Si Takeshi Kitano n'a plus rien à prouver en temps que réalisateur et comédien, c'est bien parceque c'est une personnalité somme toute fascinante. Dans cette interview intime, Kitano nous dévoile ses goûts, ses faiblesses, ses tracas et sa vision de la société actuelle, tout en y apportant quelques savoureux détails sur son passé d'enfant de quartier mal famé bondé de yakuzas.

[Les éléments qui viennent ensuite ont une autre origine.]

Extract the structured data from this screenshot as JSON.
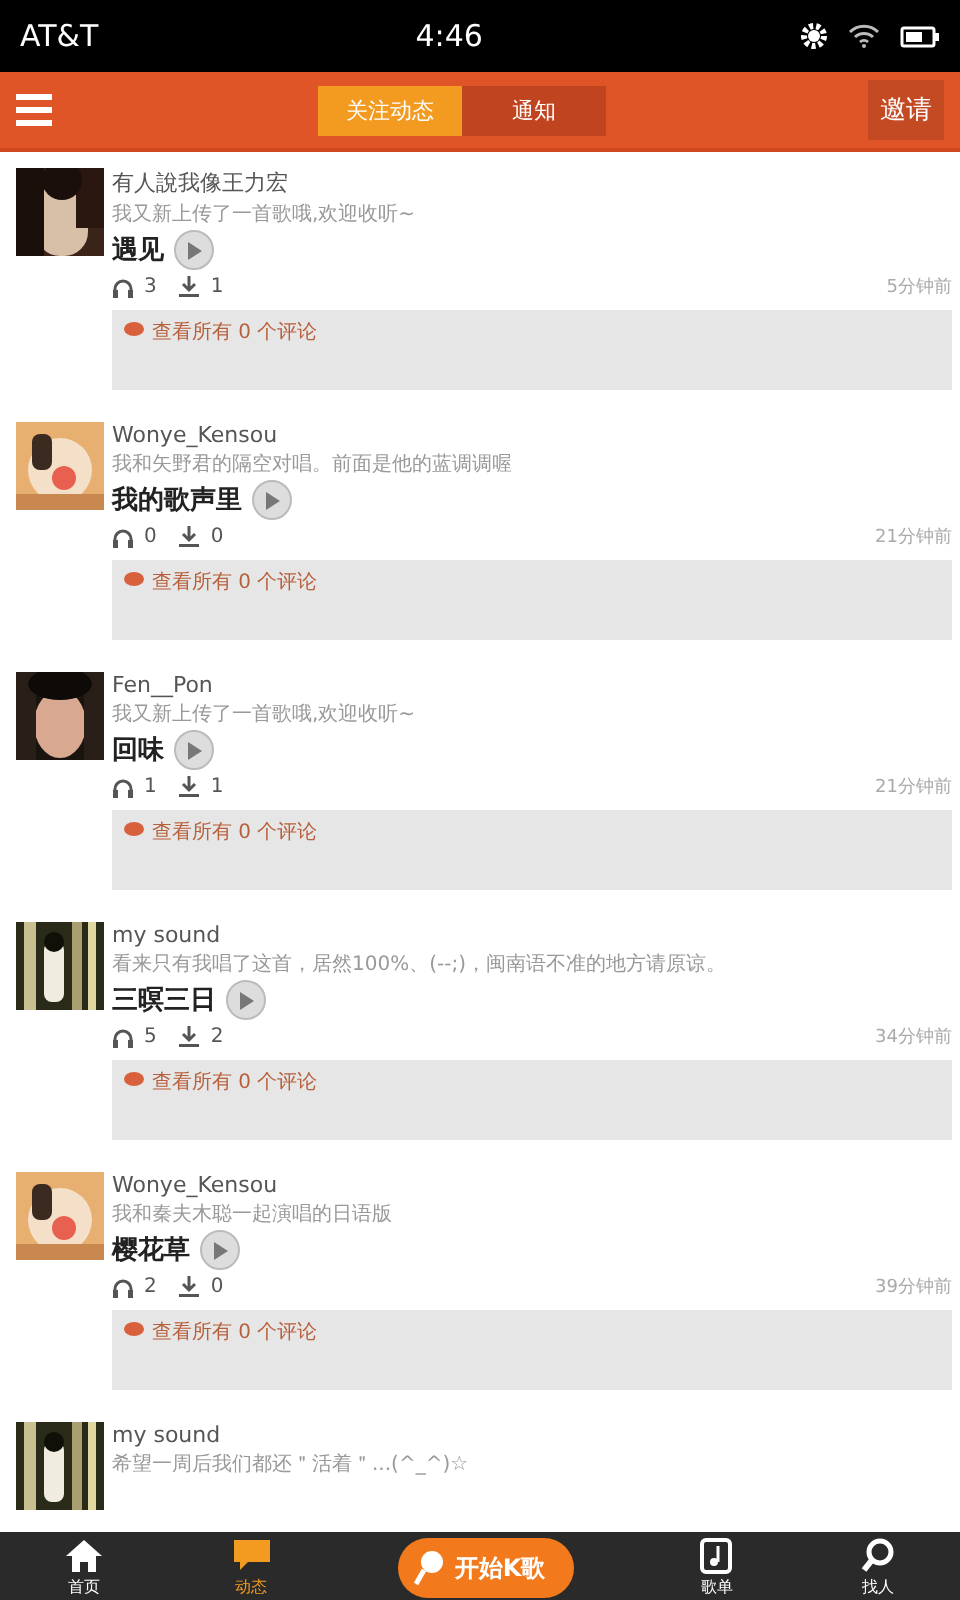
{
  "status_bar": {
    "carrier": "AT&T",
    "time": "4:46"
  },
  "header": {
    "tabs": [
      {
        "label": "关注动态",
        "selected": true
      },
      {
        "label": "通知",
        "selected": false
      }
    ],
    "invite": "邀请"
  },
  "posts": [
    {
      "user": "有人說我像王力宏",
      "message": "我又新上传了一首歌哦,欢迎收听~",
      "song": "遇见",
      "plays": "3",
      "downloads": "1",
      "time": "5分钟前",
      "comments": "查看所有 0 个评论"
    },
    {
      "user": "Wonye_Kensou",
      "message": "我和矢野君的隔空对唱。前面是他的蓝调调喔",
      "song": "我的歌声里",
      "plays": "0",
      "downloads": "0",
      "time": "21分钟前",
      "comments": "查看所有 0 个评论"
    },
    {
      "user": "Fen__Pon",
      "message": "我又新上传了一首歌哦,欢迎收听~",
      "song": "回味",
      "plays": "1",
      "downloads": "1",
      "time": "21分钟前",
      "comments": "查看所有 0 个评论"
    },
    {
      "user": "my sound",
      "message": "看来只有我唱了这首，居然100%、(--;)，闽南语不准的地方请原谅。",
      "song": "三暝三日",
      "plays": "5",
      "downloads": "2",
      "time": "34分钟前",
      "comments": "查看所有 0 个评论"
    },
    {
      "user": "Wonye_Kensou",
      "message": "我和秦夫木聪一起演唱的日语版",
      "song": "樱花草",
      "plays": "2",
      "downloads": "0",
      "time": "39分钟前",
      "comments": "查看所有 0 个评论"
    },
    {
      "user": "my sound",
      "message": "希望一周后我们都还＂活着＂...(^_^)☆"
    }
  ],
  "bottom_nav": [
    {
      "kind": "home",
      "label": "首页",
      "selected": false
    },
    {
      "kind": "feed",
      "label": "动态",
      "selected": true
    },
    {
      "kind": "record",
      "label": "开始K歌",
      "selected": false
    },
    {
      "kind": "songs",
      "label": "歌单",
      "selected": false
    },
    {
      "kind": "search",
      "label": "找人",
      "selected": false
    }
  ]
}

Takeshi Kitano s'avère être alors une véritable mine d'information et un orateur de grande classe. Sa facilité de s'exprimer et de ressortir de véritables phrases imagées sublimes (le coup de la balance tendresse/violence) prouve bien que l'homme et l'artiste se complètent.
Sans fard ni paillettes
Des petits yeux noirs insaisissables, un facies peu avenant digne des pires yakuzas, comique réputé dans son pays, Kitano fascine mais au détour d'une rue il pourrait tout aussi bien nous effrayer. Des facettes, Kitano en a bien tout un lot et en joue pour mieux nous perdre sous toutes ses casquettes (humoriste, réalisateur, écrivain, peintre). Le vrai Kitano ressemble finalement beaucoup à ses films, en tout cas c'est que fait ressortir ce beau reportage. Jean-Pierre Limosin crée une atmosphère intime et nous mène au plus près du mystère Kitano. Finalement, il nous émeut, nous touche par sa pudeur et sa timidité. Tous les voiles derrière lesquels il se cache ne sont bien destinés qu'à le protéger. Beat Takeshi se livre dans la plus grande simplicité et nous parle de son oeuvre, de son enfance, de ses aspirations sans fausse modestie.
Ce bel hommage pourra se poursuivre dans la lecture de son autobiographie partielle intitulée "Asakusa Kid".
Intéréssant mais inabouti portrait de Kitano.
Ce volet de la série Cinéma de notre temps concernant Kitano Takeshi est évidemment digne d'intéret pour toute personne s'intéréssant de près ou de loin au travail de cinéaste d'un grand d'Asie. L'idée louable de Limosin est de tenter de ne pas appréhender seulement le cinéaste et son travail mais de tenter de lever le voile sur les différentes facettes de Kitano personnage public au Japon: cinéaste, comique, présentateur de télévision, journaliste polémique... Afin d'offrir un contrepoint au coté très instinctif du personnage Kitano et à sa tendance à se défausser des interviews de l'époque, Limosin a organisé une rencontre avec l'universitaire Hasumi Shiguéhiko, auteur d'un excellent bouquin sur Ozu disponible dans la Collection Cahiers du Cinéma. Dans ses propos sur le cinéma de Kitano et ses questions, ce dernier se révèle moins audacieux et inspiré que comme écrivain cassant les idées reçues sur Ozu. Heureusement, Kitano répond en offrant en autres des reseignements intéréssants sur sa vie, sa fascination pour la violence, son rapport aux yakuzas hors cinéma, ses méthodes de travail sur tournage, son rapport à l'idée de perfection artistique, ses vues sur le Japon contemporain... Outre ces interviews dans divers lieux, le documentaire est entrecoupé d'extraits de films de Kitano illustrant souvent les propos d'interviews. On y verra également de façon trop courte Kitano filmé pour un de ses shows ou une scène tournée pendant le travail de post-production de L'Eté de Kikujiro. Et le documentaire s'achève chez Kitano himself. Dommage qu'il n'y ait pas eu la possibilité de plus s'apesantir sur le Kitano moins connu en Occident en interview comme en action. Probablement à cause de deux contraintes: celles du format télévisuel et celle de l'emploi du temps de Kitano. Quelques parti pris formels de Limosin sont en outre assez poseurs: la photo suspendue d'Hasumi mise à l'avant-plan lorsqu'il est absent, les adieux de fin mis après le générique. Le reste du temps, la réalisation est correcte. Une tentative intéréssante en tout cas.
Insaisissable Kitano
Belle entrevue dans la vie et l'oeuvre d'un homme méconnu - aussi bien dans nos contrées (ses animations de jeux télévisuels, nombreux ouvrages et peintures sont pour la plupart invisibles), que dans son Japon natal (son cinéma est loin de déplacer les foules).
Le format trop court et les limites du genre laissent évidemment un peu sur la faim, mais le documentaire comporte quelques pépites d'intervention et présente de bien belle manière le cinéaste à son travail.